Octávio Caumo Serrano caumo@caumo.com

Há muito que se diz que os tempos são chegados

Será que ainda dá tempo de que? De ser feliz e ver a sociedade em harmonia? Não. Por enquanto não dá, com esta humanidade apodrecida que nos levou a um caos irreversível. Mas não se imagine que tudo está perdido; espíritos mais adiantados estão nascendo. Ainda não são muitos, mas dentro de poucas décadas eles se destacarão em todos os setores. Na altura dos meus iminentes oitenta e quatro, não estarei vivo para comprovar. Mas esta convicção em mim é latente. Acredito nas informações dos Veneráveis e é por isso que professo a Doutrina dos Espíritos.

A organização divina não funciona com a pressa e no tempo dos homens.  A obra de Deus pode ser retardada, mas não anulada pelos maus ou inúteis, que serão transferidos para locais que sintonizem com o seu retardamento moral. Lá usarão seus conhecimentos para ajudar os mais atrasados. E assim, praticando a caridade, salvando vidas, se desenvolverão moralmente. Enquanto isso, outros formados na arte de servir vêm habitar a nova Terra para brindar-nos com tecnologias e conhecimentos que nos facilitem a vida, impedindo que precisemos matar, mentir ou roubar para ter o mínimo necessário. As doenças serão sensivelmente reduzidas porque não haverá o estresse da ganância, a aflição pela sobrevivência e o desrespeito ao meio ambiente. Os alimentos serão mais naturais e saudáveis.

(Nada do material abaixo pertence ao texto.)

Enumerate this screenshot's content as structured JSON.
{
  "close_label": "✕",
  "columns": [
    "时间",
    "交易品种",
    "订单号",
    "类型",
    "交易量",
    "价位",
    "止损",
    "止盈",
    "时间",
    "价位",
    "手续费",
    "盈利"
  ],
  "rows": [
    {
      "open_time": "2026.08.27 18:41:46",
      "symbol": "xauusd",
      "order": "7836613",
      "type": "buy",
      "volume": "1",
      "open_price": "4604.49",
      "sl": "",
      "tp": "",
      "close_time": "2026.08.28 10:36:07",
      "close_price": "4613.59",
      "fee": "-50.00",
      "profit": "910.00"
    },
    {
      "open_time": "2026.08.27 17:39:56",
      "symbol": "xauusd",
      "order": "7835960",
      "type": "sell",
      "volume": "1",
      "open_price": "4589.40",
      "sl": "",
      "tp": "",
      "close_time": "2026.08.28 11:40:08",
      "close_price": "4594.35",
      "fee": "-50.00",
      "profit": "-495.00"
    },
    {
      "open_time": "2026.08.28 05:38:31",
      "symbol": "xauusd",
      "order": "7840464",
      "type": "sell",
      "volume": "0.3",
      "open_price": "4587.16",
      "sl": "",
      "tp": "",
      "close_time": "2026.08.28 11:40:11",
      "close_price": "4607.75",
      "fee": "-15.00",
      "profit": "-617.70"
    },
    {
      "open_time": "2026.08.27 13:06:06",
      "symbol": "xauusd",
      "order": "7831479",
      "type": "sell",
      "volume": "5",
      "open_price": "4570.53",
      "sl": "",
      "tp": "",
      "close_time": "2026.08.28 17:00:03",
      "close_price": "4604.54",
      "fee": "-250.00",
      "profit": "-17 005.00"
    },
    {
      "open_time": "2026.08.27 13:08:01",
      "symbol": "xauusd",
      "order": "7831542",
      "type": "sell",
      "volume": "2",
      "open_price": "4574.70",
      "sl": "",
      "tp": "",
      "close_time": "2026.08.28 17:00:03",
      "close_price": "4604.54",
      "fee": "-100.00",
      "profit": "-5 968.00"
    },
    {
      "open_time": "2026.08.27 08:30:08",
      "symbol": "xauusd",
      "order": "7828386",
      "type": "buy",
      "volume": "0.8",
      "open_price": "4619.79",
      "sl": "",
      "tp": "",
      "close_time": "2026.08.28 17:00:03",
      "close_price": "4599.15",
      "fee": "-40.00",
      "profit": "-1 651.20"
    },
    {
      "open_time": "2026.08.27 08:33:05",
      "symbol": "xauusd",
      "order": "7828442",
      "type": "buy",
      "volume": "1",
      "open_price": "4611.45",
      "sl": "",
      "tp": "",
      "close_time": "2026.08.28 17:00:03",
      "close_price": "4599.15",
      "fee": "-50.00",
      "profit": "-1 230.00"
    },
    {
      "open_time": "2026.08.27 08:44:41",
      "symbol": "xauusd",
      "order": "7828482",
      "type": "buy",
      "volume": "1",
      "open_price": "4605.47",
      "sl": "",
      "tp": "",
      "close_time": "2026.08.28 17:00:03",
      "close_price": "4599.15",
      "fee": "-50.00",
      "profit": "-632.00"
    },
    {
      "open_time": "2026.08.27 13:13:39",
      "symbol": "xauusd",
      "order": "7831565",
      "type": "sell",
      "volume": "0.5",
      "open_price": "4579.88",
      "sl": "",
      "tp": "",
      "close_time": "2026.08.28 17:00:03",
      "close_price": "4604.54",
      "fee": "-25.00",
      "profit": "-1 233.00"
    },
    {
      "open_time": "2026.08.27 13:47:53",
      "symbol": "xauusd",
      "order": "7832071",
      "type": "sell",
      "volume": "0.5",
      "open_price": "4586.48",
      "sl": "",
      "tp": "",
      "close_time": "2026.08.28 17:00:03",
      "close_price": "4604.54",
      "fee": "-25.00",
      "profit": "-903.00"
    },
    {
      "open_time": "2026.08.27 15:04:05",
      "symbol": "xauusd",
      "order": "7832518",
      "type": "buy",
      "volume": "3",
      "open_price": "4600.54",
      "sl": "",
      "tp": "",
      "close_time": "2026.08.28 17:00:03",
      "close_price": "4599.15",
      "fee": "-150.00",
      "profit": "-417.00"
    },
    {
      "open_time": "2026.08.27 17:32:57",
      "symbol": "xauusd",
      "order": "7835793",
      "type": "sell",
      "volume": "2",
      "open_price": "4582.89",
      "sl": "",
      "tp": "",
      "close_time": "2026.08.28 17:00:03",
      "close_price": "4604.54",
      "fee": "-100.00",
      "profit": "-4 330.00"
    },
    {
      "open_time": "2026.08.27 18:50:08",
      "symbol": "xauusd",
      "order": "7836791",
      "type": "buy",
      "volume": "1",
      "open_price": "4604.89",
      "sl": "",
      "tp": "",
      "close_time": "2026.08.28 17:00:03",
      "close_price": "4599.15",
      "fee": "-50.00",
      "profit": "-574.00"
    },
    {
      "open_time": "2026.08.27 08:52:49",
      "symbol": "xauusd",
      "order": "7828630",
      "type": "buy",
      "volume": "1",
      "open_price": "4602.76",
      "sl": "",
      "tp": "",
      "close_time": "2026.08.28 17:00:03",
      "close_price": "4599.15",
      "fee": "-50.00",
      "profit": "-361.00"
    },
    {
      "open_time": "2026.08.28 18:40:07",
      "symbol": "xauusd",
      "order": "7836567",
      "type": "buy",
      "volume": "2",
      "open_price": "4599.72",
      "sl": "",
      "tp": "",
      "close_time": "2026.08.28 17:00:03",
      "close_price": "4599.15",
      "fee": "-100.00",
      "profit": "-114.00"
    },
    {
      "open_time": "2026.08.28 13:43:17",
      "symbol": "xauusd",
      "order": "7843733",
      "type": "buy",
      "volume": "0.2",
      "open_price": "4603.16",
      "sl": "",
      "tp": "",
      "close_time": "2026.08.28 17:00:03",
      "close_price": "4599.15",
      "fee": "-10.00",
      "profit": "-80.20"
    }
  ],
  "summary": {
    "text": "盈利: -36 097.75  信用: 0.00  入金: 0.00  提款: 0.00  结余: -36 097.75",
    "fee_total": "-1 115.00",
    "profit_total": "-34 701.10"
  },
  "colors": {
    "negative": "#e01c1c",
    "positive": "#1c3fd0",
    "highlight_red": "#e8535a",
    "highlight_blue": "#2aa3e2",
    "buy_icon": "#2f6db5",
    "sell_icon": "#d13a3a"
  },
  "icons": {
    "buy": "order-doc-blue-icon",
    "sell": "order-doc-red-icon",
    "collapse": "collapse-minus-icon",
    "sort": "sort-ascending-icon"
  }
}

Esta é a razão porque são cada vez mais comuns as mortes coletivas por acidentes ou fenômenos climáticos devastadores e mesmo os desencarnes individuais crescem cada vez mais. A criminalidade se encarrega de colaborar com as estatísticas, ajudando a banir a desonestidade impregnada no DNA da sociedade, internacionalmente, num grande percentual em todas as raças, camadas sociais e seitas religiosas. Mas, como espírita que crê na continuidade da vida e na volta a um novo corpo (reencarnação) para prosseguir no aprendizado rumo à perfeição, nada disso me assusta. Minha grande preocupação é ser hoje melhor do que ontem e amanhã melhor do que hoje, para aproveitar a vida, este presente de Deus. Prossigo sereno, porque medo é fé não combinam. Já aprendi que o homem é o único que pode fazer mal a si mesmo. Minha fé nasce do raciocínio.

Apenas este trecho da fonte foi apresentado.